Oh this could work. I’ll check it out. Thanks!

There is an Obsidian/JavaScript plugin that does a good job. I appreciate that you don’t need/want another tool. However the code would make a good starting point for anything else that spoke JavaScript.

I used Reading List to scan the ISBN codes of the books and it was awesome!

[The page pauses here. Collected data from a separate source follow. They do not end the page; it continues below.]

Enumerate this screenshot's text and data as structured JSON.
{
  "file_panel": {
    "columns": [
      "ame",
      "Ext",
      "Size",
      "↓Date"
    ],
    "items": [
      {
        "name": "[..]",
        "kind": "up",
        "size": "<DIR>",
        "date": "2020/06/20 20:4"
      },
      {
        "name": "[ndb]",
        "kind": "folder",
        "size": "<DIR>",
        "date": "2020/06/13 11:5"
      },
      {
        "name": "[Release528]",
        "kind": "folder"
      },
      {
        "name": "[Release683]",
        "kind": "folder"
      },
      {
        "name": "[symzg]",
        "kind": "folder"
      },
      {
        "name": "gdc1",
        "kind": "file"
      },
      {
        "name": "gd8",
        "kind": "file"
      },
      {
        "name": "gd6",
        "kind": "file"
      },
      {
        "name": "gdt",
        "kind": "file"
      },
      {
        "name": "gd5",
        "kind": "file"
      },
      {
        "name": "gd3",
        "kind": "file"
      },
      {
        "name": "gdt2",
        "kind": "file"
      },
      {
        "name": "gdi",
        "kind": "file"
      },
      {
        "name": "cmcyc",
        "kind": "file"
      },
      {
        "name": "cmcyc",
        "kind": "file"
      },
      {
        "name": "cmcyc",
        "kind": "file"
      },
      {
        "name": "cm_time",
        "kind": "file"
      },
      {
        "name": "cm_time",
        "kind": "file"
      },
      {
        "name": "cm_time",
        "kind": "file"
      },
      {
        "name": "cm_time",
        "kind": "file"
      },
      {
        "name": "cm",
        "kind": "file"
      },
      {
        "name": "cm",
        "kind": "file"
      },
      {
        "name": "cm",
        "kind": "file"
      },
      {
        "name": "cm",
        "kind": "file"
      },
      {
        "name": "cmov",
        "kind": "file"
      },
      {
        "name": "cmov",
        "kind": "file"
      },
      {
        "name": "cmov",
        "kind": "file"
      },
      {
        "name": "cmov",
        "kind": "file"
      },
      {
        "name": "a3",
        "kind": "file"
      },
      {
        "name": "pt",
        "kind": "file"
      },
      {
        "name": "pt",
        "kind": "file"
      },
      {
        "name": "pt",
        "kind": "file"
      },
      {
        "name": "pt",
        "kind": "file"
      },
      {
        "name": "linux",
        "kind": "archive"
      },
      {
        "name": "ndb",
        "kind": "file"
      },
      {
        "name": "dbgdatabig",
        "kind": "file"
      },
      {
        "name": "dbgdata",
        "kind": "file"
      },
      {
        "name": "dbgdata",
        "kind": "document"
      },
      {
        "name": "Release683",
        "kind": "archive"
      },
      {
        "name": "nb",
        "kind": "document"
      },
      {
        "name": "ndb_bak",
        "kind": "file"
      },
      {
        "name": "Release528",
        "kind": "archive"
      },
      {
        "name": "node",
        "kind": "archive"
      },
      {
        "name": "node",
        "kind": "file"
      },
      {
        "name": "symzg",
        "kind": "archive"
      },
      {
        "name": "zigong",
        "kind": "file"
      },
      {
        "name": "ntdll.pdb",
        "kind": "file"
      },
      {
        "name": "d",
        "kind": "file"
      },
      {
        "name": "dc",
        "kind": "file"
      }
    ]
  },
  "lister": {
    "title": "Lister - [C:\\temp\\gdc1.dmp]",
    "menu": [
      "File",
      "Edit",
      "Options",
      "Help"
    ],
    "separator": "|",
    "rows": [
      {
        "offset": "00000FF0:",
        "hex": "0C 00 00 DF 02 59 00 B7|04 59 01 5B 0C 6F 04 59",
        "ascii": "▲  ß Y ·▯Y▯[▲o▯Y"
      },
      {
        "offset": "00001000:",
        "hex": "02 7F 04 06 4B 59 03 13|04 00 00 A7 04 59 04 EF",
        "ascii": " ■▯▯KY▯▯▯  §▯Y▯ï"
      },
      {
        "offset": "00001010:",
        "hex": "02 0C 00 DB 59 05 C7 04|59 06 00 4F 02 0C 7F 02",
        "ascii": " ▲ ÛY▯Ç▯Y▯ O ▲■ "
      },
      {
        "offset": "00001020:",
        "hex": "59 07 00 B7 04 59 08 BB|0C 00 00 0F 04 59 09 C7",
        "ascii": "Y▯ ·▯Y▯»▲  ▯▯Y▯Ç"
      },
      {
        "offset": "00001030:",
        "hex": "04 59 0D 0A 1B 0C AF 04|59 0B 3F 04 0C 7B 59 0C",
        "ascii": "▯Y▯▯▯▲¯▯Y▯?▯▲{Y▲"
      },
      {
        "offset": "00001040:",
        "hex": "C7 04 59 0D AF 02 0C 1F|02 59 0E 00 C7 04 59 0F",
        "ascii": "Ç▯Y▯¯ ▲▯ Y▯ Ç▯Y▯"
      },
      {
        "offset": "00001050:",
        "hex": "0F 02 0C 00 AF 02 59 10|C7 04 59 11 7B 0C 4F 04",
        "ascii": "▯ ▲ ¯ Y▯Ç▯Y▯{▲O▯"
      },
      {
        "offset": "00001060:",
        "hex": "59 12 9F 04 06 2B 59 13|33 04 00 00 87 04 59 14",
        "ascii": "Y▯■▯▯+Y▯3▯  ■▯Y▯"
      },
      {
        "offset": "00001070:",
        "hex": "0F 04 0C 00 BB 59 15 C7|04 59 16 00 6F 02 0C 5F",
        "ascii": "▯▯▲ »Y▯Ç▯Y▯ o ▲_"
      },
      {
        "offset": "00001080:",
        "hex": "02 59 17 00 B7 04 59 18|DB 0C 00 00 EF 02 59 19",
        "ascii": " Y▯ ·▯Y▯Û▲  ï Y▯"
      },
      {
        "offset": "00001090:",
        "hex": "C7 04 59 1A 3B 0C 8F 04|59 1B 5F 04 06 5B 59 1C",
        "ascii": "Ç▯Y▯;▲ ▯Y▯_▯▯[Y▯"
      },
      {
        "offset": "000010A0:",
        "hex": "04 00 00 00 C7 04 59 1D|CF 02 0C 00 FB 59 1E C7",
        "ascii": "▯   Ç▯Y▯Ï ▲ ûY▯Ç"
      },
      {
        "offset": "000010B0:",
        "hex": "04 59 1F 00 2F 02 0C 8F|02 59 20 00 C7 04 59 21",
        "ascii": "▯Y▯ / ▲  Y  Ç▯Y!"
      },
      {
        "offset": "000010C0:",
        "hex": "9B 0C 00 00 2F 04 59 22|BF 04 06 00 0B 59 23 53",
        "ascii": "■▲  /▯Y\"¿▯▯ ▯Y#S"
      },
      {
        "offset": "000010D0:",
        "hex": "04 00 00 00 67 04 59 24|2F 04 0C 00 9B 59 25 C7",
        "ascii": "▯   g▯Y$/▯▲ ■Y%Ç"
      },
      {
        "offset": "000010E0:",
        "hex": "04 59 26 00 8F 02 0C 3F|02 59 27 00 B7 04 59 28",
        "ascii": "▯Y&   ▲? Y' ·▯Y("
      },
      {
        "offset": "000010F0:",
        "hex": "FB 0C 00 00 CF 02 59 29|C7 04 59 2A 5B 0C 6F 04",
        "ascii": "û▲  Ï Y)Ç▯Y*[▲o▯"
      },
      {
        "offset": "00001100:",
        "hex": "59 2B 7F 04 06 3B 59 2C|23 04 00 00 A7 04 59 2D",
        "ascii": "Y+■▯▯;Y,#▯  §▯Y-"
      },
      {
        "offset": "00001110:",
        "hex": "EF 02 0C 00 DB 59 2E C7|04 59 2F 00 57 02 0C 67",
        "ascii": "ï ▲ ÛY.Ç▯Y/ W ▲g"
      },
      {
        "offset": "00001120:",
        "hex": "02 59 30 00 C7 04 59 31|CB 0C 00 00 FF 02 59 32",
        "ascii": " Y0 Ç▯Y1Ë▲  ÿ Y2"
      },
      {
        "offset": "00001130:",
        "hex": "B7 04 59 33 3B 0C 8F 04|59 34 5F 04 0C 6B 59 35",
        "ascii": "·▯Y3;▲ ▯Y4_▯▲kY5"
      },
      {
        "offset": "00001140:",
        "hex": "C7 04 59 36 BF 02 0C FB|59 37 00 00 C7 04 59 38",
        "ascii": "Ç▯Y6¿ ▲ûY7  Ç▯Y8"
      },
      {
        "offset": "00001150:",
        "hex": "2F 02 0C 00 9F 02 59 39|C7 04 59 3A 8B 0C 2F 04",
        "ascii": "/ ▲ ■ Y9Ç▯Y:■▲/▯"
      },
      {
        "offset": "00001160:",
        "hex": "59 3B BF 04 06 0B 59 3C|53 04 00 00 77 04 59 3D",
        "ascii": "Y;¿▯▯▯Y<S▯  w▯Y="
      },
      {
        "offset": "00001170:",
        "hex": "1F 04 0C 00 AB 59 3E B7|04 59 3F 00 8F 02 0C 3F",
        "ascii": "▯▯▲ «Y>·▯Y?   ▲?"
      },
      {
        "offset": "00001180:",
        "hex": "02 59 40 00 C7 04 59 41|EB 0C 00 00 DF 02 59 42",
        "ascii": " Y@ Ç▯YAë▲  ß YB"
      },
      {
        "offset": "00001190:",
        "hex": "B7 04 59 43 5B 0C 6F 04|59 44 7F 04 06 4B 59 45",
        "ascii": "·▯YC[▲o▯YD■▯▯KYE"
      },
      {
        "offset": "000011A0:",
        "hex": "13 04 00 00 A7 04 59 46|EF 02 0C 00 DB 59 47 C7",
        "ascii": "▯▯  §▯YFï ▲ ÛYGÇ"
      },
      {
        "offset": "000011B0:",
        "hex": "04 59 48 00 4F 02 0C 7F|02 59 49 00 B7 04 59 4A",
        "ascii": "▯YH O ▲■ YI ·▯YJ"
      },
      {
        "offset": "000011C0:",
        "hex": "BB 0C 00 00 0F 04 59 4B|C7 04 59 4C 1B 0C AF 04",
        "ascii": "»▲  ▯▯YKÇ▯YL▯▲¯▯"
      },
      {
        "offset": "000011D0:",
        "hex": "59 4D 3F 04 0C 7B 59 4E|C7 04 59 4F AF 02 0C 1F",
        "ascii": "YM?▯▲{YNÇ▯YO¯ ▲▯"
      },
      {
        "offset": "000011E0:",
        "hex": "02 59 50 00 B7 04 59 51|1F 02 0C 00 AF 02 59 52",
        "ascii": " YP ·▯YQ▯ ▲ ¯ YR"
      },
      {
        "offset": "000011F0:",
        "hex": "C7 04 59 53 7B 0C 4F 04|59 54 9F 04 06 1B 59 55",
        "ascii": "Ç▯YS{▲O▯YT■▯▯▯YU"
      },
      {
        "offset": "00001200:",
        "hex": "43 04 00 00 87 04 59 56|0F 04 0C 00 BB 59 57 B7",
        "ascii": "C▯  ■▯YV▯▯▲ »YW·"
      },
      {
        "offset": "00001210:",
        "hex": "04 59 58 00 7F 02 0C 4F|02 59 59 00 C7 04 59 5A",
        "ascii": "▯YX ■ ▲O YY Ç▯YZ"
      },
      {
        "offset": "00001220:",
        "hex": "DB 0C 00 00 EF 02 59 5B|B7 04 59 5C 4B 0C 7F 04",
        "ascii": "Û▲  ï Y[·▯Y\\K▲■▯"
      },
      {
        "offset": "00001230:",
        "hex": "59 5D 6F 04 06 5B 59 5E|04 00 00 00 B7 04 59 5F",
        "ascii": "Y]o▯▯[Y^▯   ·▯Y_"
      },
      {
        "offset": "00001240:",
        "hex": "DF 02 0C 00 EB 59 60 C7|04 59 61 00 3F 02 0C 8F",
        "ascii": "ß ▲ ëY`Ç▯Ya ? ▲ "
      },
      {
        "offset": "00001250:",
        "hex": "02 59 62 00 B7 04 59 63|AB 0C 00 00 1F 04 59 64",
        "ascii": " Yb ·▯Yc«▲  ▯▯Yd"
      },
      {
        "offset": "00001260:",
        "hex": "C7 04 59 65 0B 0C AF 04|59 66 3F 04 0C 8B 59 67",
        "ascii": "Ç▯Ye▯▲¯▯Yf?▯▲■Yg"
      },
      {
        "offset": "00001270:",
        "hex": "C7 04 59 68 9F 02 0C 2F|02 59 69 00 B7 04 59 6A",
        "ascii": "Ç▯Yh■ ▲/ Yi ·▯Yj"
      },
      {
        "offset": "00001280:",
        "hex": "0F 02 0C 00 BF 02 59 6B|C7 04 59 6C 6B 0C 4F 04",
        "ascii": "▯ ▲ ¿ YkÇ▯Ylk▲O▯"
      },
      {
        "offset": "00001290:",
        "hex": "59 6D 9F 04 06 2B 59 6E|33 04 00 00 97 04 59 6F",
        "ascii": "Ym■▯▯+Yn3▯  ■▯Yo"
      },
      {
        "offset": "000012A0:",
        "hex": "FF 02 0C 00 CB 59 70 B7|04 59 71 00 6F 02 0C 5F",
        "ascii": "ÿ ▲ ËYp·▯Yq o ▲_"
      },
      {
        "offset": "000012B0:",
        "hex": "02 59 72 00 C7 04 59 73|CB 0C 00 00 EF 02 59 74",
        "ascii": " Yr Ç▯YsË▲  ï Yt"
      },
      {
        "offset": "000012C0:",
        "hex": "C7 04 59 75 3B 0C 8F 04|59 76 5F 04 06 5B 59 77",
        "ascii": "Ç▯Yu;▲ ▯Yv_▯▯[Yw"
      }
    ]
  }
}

Totally did the job.

My only nit was that as I created my own lists to categorize the books, the app added a count of each book to the list name (I.e. if I scanned books and put them in my ‘NYC’ list, the output in the CSV was ‘NYC (n)’ vs just ‘NYC’ so I then couldn’t filter against my list :neutral_face:). Was going to send them a note to fix this.

Once you export the .csv file, you could use a regular expression to delete the number. For example, you would replace the expression NYC \(\d*\) with NYC.

If you’re not familiar with regular expressions, it’s like find-n-replace on steroids. The \( and \) characters are simply “escaped” parentheses (because parentheses have specific functionality in regular expressions). The \d matches a digit 0-9, and the * specifies that there may be more than one digit.

Many tools support regular expressions. If you load the .csv in BBEdit, you can manage the replacement easily…

The yellow highlight shows that the “pattern” is matched by the expression. When you click on “Replace All”, the numbers go away, and you are left with only NYC.

Save the file as a .csv and open it in Excel or whatever you want to use to view it.

Thanks for the details. I’ll give it a shot!!